After he got off the phone, Jende leaned his head against the headrest, closed his eyes, and told himself to think of only good things. His father had always told him that: Even when things are bad, think of only good things. And Jende had done that as often as he could during his darkest days — while in prison after impregnating Neni; after his daughter had died late one night and Neni’s father had ordered her buried first thing in the morning, denying him the chance to say goodbye; after Neni’s father had denied his request to marry her for what seemed like the hundredth time; after he’d gotten a call from one of Neni’s sisters, seven months after he arrived in America, telling him that Neni and Liomi had been involved in a bus accident on their way to visit Neni’s aunt in Muyuka. In those moments he had done only what was in his power and thought of the countless number of good things that had happened in his past, and the many good things that were highly certain to happen in his future.

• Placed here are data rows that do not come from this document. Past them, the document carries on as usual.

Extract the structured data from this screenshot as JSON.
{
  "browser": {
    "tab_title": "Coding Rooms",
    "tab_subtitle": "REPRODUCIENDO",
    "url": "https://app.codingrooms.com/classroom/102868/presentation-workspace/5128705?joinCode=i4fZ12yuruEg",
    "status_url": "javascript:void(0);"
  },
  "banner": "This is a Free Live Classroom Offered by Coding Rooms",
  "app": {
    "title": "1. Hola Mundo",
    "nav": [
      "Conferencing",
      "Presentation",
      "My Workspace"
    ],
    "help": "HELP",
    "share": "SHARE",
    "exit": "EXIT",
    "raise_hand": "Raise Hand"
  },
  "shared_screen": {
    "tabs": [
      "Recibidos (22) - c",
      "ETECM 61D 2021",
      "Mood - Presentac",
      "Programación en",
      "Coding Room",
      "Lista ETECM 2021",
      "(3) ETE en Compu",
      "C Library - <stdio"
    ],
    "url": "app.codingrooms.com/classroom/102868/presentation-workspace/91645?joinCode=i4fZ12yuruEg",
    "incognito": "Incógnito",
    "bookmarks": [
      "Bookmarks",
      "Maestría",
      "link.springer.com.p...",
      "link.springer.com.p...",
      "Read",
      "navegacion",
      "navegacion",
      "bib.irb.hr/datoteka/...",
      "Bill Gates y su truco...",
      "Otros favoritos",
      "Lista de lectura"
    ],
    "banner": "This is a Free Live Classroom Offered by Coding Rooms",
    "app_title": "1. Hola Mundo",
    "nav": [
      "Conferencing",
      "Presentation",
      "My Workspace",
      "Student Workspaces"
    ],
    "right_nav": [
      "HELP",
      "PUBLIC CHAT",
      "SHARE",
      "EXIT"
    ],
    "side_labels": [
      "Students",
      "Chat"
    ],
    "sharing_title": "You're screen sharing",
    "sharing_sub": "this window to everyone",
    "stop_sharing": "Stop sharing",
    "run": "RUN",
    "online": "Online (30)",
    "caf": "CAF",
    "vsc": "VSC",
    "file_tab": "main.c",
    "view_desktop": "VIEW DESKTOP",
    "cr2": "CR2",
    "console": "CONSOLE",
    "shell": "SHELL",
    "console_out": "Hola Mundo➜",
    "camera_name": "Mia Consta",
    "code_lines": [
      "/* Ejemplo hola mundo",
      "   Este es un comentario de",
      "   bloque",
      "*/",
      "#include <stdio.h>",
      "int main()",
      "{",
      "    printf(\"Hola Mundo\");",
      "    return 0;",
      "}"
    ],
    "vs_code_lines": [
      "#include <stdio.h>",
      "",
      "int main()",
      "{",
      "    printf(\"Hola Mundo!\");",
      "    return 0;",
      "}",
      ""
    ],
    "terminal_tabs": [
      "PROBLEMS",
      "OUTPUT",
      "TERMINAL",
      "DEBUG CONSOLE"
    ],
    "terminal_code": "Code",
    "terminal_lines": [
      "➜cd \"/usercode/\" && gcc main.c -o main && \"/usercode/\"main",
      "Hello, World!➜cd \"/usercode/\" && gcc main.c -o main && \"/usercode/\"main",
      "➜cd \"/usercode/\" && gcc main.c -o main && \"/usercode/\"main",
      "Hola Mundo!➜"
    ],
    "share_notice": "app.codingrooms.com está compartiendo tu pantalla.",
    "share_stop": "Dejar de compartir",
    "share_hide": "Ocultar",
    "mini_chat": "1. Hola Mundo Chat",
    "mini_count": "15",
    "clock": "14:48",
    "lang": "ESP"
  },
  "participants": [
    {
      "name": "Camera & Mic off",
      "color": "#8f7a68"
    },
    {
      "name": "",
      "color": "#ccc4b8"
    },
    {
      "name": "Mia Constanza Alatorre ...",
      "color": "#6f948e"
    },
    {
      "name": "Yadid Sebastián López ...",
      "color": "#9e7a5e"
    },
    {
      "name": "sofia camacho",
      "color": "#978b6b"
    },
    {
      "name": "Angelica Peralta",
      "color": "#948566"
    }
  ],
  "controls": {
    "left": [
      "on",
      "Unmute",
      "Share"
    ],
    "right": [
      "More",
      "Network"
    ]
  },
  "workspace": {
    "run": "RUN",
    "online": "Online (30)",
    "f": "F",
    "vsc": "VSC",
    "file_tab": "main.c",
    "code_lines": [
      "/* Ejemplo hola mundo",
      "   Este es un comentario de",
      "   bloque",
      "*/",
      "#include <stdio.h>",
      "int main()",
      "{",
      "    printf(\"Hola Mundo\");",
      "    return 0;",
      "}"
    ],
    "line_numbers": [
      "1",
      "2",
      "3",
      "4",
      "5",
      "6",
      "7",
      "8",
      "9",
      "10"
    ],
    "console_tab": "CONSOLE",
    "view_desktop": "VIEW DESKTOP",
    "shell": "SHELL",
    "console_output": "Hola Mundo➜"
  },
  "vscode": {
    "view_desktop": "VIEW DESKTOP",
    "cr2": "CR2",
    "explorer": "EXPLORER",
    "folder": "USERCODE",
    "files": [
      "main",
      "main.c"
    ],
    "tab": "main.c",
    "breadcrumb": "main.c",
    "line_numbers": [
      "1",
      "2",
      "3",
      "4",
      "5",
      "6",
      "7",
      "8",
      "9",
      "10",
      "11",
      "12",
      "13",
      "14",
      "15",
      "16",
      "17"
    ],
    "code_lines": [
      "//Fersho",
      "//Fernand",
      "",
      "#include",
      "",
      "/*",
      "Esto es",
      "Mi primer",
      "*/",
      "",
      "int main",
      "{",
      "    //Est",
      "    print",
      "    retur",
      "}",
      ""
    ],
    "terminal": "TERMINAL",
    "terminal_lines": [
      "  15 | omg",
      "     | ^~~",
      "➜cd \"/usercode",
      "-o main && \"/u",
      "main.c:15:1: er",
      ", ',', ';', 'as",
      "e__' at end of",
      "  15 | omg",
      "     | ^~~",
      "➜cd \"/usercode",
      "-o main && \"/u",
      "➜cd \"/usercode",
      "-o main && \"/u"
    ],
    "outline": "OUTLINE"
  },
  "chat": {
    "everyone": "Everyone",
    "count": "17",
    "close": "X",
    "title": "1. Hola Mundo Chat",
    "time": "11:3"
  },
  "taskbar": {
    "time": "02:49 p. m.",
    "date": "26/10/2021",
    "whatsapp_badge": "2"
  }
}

He’d done it when he felt powerless, like during those four months he’d spent in prison in Buea, waiting for his father to borrow enough money to convince Neni’s father to request his release. Everything about prison had been far more horrendous than he’d imagined: the cold mountain air, which made his skin itch and had him shivering from evening to morning; the inadequate portions of barely palatable food; the dormitories packed end to end with snoring men every night; the easily transmittable diseases, like the dysentery he’d caught, which had lasted two weeks and kept him writhing all day from stomach cramps and a high fever. It was during the nights of his illness that he thought about his life, about what he would do with it once he was released. He couldn’t think of anything he wanted more than to leave Cameroon, move to a country where decent young men weren’t thrown into prison for minor crimes but were instead given opportunities to make something of their lives. When he finally got out of prison — after his father had given Neni’s father enough money to cover Neni’s maternity bills and the child’s expenses for the first year of life, and after Pa Jonga had promised that Jende would stay away from Neni indefinitely — Jende returned to Limbe, determined to start saving money to leave the country. He got a job at the Limbe Urban Council, thanks to his friend Bosco, who worked there, and began putting away as much as he could every month for a future with Neni. For a year after his release, though, Neni wanted little to do with him, first because of her father’s threat to kick her out if she continued wasting her life on Jende, and later because of her grief over the dead baby. Jende finally won her back — thanks to his bimonthly hand-delivered love letters splattered with words like “indefatigable” and “pulchritudinous”—but his dreams of a life for them in America always seemed farther than the nearest star when he compared his savings to the cost of an airline ticket. It was only thanks to Winston’s job as a Wall Street lawyer, more than a decade later, that he was able to get the funds to journey to America to start a new life.

Liberating as it was, though, the new life had come with its share of new pains. It had wrought new forms of helplessness he hadn’t considered, like the dread and despair he’d experienced when Neni and Liomi were both in the hospital after the bus accident. Although their injuries were not critical (a black eye and swollen face for Liomi; a sprained neck and broken wrist, plus cuts and bruises, for Neni), he couldn’t stop thinking that he might have gotten a different kind of call from Neni’s sister, a call not to inform him of their injuries and ask for money for their hospital bills but to tell him that they were dead and ask for money for their funeral expenses. The thought of them dying while he was stuck in America had turned his blood icy, so as often as he could, he had told himself to think of good things and good things only.